The joy of childbirth was shattered by the heartbreaking reality of indiscriminate genetics for the parents of baby Easton Friedel, born last week with a rare skin disease.
Easton arrived Aug. 23 at Auburn Community Hospital screaming in pain, to the dismay of his expectant parents, Danielle and Jared Friedel. His skin was raw and blistered, or missing entirely in areas where the slightest friction from his birth caused him severe injury.
Doctors at ACH were stymied by the condition and quickly transferred him to Crouse Hospital in Syracuse, where he was diagnosed with epidermolysis bullosa. The genetic disease, which affects one in every 50,000 births, causes a defect in the connective tissue of the skin and mucous membranes that makes the skin — including the interior surfaces of the mouth, stomach and esophagus — so fragile that touches, injuries or heat can cause blisters and/or detachment.
Babies born with EB, sometimes referred to as butterfly children because their skin is as delicate as butterfly wings, need constant attention and precise medical care. They live in constant danger of infection from open sores, and can suffer from blindness, swallowing and breathing difficulties, scarring and dehydration.
A large majority of children born with the most severe cases of EB don't live more than 12 months.
Easton will require a lifetime of care and expensive medical supplies. Currently, the cost of bandages to protect the baby's skin can cost as much as $10,000 per month, only about $1,500 of which is covered by the Friedels' insurance.

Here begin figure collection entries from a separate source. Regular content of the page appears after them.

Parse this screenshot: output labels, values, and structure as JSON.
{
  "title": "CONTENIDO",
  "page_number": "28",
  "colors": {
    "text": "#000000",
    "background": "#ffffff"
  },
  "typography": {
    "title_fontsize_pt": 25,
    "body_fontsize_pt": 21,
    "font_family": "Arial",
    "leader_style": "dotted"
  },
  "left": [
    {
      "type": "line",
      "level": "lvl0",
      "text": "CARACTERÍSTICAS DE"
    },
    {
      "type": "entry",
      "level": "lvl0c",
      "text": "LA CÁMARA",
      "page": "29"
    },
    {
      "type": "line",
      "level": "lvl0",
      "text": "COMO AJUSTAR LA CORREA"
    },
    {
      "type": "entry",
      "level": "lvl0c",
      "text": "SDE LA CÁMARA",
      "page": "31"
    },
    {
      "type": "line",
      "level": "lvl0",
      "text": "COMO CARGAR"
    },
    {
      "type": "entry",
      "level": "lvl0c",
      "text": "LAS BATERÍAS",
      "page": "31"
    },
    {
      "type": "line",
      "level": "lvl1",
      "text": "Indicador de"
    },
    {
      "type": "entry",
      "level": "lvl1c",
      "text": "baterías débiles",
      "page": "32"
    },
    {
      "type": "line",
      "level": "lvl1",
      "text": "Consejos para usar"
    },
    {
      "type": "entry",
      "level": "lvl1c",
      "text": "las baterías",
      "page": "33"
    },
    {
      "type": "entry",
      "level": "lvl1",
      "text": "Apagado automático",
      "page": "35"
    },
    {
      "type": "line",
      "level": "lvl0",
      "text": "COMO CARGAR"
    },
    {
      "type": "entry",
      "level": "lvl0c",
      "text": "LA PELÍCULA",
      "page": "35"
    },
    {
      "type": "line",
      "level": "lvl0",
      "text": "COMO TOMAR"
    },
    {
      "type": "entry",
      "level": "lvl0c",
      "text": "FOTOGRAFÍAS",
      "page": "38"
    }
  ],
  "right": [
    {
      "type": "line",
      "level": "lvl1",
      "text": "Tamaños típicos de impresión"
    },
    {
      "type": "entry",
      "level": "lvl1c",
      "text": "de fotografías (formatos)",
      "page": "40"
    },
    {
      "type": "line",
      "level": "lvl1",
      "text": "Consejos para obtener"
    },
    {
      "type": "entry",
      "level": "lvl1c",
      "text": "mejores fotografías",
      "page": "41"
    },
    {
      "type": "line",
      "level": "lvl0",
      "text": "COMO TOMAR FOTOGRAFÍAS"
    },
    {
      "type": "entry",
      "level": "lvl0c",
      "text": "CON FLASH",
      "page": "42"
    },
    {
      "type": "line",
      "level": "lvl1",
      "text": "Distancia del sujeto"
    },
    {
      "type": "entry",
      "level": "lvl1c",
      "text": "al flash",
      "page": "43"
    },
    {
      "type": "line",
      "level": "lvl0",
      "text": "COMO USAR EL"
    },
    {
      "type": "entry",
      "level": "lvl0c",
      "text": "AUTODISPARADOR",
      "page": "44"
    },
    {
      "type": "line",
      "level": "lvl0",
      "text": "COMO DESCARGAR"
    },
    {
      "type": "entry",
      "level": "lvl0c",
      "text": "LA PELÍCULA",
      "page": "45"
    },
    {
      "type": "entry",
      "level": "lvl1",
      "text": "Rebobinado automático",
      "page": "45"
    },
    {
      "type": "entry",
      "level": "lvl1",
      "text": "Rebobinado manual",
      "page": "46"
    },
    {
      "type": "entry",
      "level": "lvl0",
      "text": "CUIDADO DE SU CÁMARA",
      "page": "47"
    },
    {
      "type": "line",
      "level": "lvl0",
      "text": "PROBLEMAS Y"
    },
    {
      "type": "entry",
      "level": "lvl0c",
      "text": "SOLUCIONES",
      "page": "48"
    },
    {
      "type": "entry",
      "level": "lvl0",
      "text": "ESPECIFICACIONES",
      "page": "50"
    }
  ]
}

Jared Friedel is taking time off from his factory job, where he makes slightly more than minimum wage, to support his wife and their three other children, Logan, Carter and Blake.
He expects that the factory where he works will close within the year, and that he will be unemployed unless he transfers to Oklahoma.
To aid Easton and his family, an outpouring of support has emerged locally and on social media sites.
An indiegogo.com fundraising page has brought more than $50,000 in just a few days from more than 1,200 donors. Massive support has also arisen on Facebook for the baby and his parents.
Locally, a bake sale fundraiser will be held at Kinney Drugs on Owasco Street in Auburn this Friday and Saturday.
Heather Bserani, who taught Danielle Friedel when she was a student in Weedsport, plans to sell her homemade jewelry to support the family.
"We just want to get the word out to as many people as we can," Bserani said. "Everybody's heart just broke when we heard about the baby, so people came together and we're trying to do everything we can for Danni."